Blue

Ninguém. Definitivamente ninguém tinha perspicácia o suficiente para desconfiar. Havia um plano, uma perspectiva, a seu respeito, que impedia, naturalmente, ou por convenção (pois somos escravos em regozijo destas), supor qualquer coisa que não fosse: oh, que bela, que doce, casta e benevolente!. Acho que foi Tolstói, o gênio russo, a nos advertir: enganamo-nos aos supor que o belo é bom.

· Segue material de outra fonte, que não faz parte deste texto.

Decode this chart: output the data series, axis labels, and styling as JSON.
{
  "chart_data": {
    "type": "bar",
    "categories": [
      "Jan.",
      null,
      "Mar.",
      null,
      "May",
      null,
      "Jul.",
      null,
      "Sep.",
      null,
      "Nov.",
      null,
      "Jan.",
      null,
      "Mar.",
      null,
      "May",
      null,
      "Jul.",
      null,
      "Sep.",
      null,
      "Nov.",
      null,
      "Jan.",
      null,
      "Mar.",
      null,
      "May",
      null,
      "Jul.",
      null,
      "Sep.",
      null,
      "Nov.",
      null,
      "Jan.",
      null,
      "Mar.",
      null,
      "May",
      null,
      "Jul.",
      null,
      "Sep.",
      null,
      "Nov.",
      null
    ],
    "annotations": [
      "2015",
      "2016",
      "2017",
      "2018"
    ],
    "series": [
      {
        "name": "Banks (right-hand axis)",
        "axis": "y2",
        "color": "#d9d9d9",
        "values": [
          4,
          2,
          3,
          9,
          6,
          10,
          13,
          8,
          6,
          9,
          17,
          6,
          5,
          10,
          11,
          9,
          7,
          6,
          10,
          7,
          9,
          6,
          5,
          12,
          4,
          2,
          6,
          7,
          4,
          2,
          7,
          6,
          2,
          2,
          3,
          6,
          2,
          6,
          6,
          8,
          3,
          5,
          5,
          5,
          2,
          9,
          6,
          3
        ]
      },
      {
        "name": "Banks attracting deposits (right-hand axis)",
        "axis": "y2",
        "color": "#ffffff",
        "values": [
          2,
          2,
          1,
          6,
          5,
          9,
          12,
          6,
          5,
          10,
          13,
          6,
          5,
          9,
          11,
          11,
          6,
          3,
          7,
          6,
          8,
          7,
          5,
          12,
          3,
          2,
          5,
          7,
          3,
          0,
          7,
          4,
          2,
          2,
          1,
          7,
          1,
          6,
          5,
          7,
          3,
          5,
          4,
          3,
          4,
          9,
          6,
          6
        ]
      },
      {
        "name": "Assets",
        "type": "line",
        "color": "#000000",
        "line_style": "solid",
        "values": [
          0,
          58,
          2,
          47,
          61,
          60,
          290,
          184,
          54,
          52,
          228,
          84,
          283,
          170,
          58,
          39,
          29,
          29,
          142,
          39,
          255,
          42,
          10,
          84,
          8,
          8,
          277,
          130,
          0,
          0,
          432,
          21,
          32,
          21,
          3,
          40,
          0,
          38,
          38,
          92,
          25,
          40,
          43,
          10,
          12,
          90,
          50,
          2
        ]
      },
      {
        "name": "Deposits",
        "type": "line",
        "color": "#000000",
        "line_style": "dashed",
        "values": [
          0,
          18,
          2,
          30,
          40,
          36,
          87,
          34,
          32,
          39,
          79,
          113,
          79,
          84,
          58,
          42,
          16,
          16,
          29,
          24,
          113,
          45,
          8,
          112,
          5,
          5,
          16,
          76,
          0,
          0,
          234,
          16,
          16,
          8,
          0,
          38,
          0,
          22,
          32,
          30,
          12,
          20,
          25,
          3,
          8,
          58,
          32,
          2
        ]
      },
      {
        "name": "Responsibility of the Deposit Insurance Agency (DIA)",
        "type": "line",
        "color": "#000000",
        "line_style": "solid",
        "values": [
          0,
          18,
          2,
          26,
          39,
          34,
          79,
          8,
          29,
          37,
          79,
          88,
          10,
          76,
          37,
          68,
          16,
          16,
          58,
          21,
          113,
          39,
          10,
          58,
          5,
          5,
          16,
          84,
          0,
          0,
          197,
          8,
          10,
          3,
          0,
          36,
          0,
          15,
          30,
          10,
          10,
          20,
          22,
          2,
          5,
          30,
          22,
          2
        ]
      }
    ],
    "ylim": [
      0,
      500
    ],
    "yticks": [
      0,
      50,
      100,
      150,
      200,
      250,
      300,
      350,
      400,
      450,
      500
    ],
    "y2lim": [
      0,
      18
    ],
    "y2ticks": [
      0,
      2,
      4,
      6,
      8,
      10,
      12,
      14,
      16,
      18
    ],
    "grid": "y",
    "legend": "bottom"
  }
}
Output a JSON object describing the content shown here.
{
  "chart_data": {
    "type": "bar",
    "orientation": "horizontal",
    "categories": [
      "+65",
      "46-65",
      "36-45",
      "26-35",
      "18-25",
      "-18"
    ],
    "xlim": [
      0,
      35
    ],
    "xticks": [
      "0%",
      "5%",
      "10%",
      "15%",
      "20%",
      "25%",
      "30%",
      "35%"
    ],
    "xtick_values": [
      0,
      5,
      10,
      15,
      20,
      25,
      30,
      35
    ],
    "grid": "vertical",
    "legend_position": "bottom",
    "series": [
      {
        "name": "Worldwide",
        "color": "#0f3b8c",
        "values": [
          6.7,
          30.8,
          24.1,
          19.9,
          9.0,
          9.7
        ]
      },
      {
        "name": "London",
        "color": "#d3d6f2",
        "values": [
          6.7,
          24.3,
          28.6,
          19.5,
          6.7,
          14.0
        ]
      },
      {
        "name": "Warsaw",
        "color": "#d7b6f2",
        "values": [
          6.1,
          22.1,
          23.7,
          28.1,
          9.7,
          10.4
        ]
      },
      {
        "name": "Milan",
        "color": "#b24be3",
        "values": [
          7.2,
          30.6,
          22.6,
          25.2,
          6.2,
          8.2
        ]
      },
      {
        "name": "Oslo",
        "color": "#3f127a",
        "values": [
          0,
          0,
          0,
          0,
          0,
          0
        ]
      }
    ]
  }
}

Não é. A beleza é, arrisco, um óbice ao bom. É canhestro da nossa parte julgar o contrário.

Como sei? Como todos acabamos sabendo, seja lá o que estamos, ou não, querendo. Na prática. Na experiência mundana, tangível. Essa aí que defenestra hipóteses metafísicas, como a dor de dente que acaba com a pompa de qualquer filósofo, já deixou bem claro o bardo inglês Estava reclinado, esperando-a enfiar aquela medonha máquina na obturação que, jurava a infame, urgia restaurar (estes termos dão a impressão técnica que lhes convém, mas não passam de eufemismos baratos que disfarçam o que pretendem). Num erro calculado, como todos os erros que querem fazer justiça à sua reputação precisam ser, o miserável escorregou do dente e foi ter com minha inocente gengiva. Com a pujança intrínseca aos instrumentos de metal feitos na reta intenção de nos macular a existência em dor e sofrimento (porque a primeira pode ser inevitável, mas o segundo, ao contrário do que afirmou o literato, é inda pior).

Daí, correu tido assim:

Senti o gosto ferruginoso do sangue a encher-me a boca. Arregalei os olhos. Natural. Mas, ela, a insídia, disfarçada numa beleza aguda (sim, pois o devir revelou o horror), o fez ainda mais. Suas órbitas enegreceram. Vade retro! Sugeri. Não adiantou. Seus profundos olhos azuis também seguiram o negrume do seu local de encaixe. E, sorriram em torpeza. Sim, olhos podem, e fazem, isso com habilidade espantosa. Dali, a nefasta afastou aquela proteção usual em suas bocas (são muitos os demônios), mostrou-me sorriso mefistotélico em uma bocarra plena de dentes, não, presas, escuras e afiadíssimas. Quis levantar-me e correr. Quis ter uma síncope e desfalecer. Mas qual?! Antes disso sofri o terror. Abocanhou-me, a perfídia. Mordeu. Rasgou e puxou. E, engoliu sem mastigar.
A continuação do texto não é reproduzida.